In [1]:
import os
import json
from openai import OpenAI
import hashlib
import redis
EMBEDDING_MODEL = "text-embedding-ada-002" #"text-embedding-3-large"
LARGE_EMBEDDING_MODEL = "text-embedding-3-large"

In [2]:
client = OpenAI(api_key=os.environ.get("OPENAI_API_KEY"))
redis_client = redis.Redis(host='localhost', port=6379, db=0, decode_responses=True)

In [3]:

def get_embedding(client, text, model):
    text_hash = hashlib.sha256(text.encode()).hexdigest()
    cache_key = f"{model}_{text_hash}"
    cached_response = redis_client.get(cache_key)

    if cached_response:
        print("found response in cache")
        return json.loads(cached_response)
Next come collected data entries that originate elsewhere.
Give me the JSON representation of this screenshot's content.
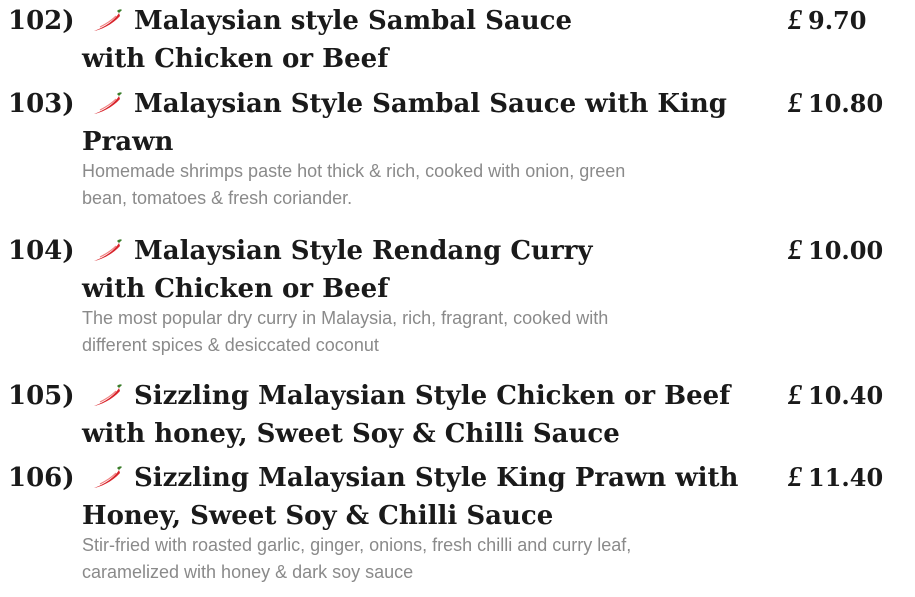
{
  "currency_symbol": "£",
  "items": [
    {
      "number": "102)",
      "title_line1": "Malaysian style Sambal Sauce",
      "title_line2": "with Chicken or Beef",
      "price": "9.70",
      "spicy_icon": "chili-pepper-icon",
      "description_line1": "",
      "description_line2": ""
    },
    {
      "number": "103)",
      "title_line1": "Malaysian Style Sambal Sauce with King",
      "title_line2": "Prawn",
      "price": "10.80",
      "spicy_icon": "chili-pepper-icon",
      "description_line1": "Homemade shrimps paste hot thick & rich, cooked with onion, green",
      "description_line2": "bean, tomatoes & fresh coriander."
    },
    {
      "number": "104)",
      "title_line1": "Malaysian Style Rendang Curry",
      "title_line2": "with Chicken or Beef",
      "price": "10.00",
      "spicy_icon": "chili-pepper-icon",
      "description_line1": "The most popular dry curry in Malaysia, rich, fragrant, cooked with",
      "description_line2": "different spices & desiccated coconut"
    },
    {
      "number": "105)",
      "title_line1": "Sizzling Malaysian Style Chicken or Beef",
      "title_line2": "with honey, Sweet Soy & Chilli Sauce",
      "price": "10.40",
      "spicy_icon": "chili-pepper-icon",
      "description_line1": "",
      "description_line2": ""
    },
    {
      "number": "106)",
      "title_line1": "Sizzling Malaysian Style King Prawn with",
      "title_line2": "Honey, Sweet  Soy & Chilli Sauce",
      "price": "11.40",
      "spicy_icon": "chili-pepper-icon",
      "description_line1": "Stir-fried with roasted garlic, ginger, onions, fresh chilli and curry leaf,",
      "description_line2": "caramelized with honey & dark soy sauce"
    }
  ],
  "colors": {
    "title": "#1a1a1a",
    "description": "#8a8a8a",
    "chili": "#d8232a"
  }
}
    print("no response in cache, obtaining embedding from LLM")
    response = client.embeddings.create(
                    input=text,
                    model=model,
                )
    
    embedding = response.data[0].embedding
    redis_client.set(cache_key, json.dumps(embedding))
    return embedding

In [77]:
resp1 = get_embedding(client, "This is a text string to embed", EMBEDDING_MODEL)

no response in cache, obtaining embedding from LLM


In [78]:
resp2 = get_embedding(client, "This is a text string to embed", EMBEDDING_MODEL)

found response in cache


In [83]:
len(resp1)

1536

In [5]:
import neo4j
from neo4j import GraphDatabase, RoutingControl
import networkx as nx
import requests

NEO4J_URI = "neo4j://localhost:7687"

TEXT_1 = "This simulation uses ADCIRC to model storm surges in the gulf coast"
TEXT_2 = "This experiment involved the user of 3D printing to investigate wind power in Texas."
text1_embedding = get_embedding(client, TEXT_1, EMBEDDING_MODEL)
text2_embedding = get_embedding(client, TEXT_2, EMBEDDING_MODEL)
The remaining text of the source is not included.